Colleagues from Leeds Trinity University recently presided over and contributed to an excellent, informative Education Study Group Event for the British Sociological Association.  

‘The Business of Widening Participation: Tensions in Access and Participation’, which was held on 17 November, brought together colleagues from a range of institutions, roles and perspectives, along with students from a mix of levels and subject disciplines. 

Starting the day with a student panel, the event foregrounded the experiences of learners within our institutions. Offering no easy solutions, the complex concept of ‘belonging’ was unpicked. Students talked passionately about being treated as individuals within a collective identity: they are their own ‘human library’ and being valued as part of this was felt to be key. 

In the afternoon, attainment raising across educational ages was discussed by a panel of education leaders, bringing in the perspectives of evaluation, schools, and higher education.

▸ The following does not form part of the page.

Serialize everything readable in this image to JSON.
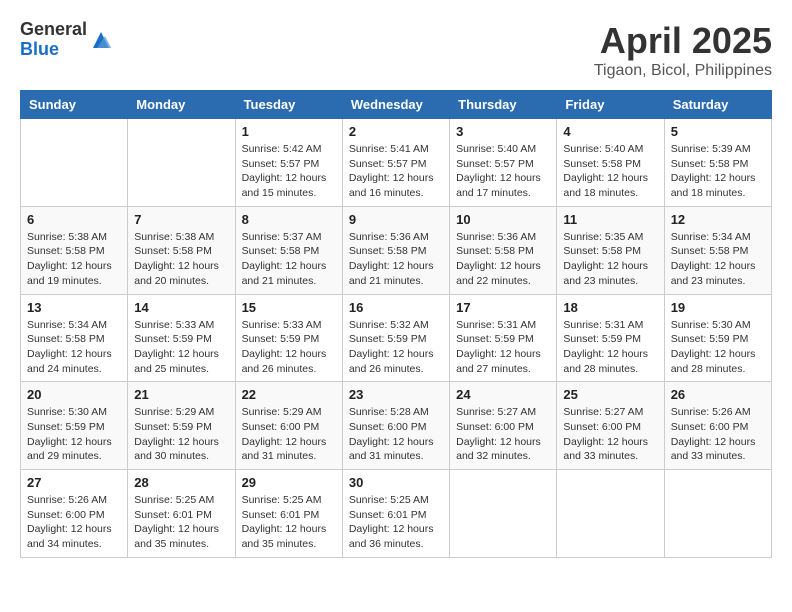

Again, there is no magic bullet to be offered but it was identified as helpful to understand learners as individuals with their own unique starting points, and to ensure that comprehensive evaluative activity is built into any programme from the start. 

The day ended with a comprehensive overview of new book ‘The Business of Widening Participation: Policy, Practice and Culture’. Its authors Colin McCaig, Jon Rainford and Ruth Squire offered insights into policy implications in the work that we do.  

The event was well thought-through and highlighted the tensions and challenges that exist in the business of ensuring that higher education is open to and equipped to benefit and value students from a range of backgrounds.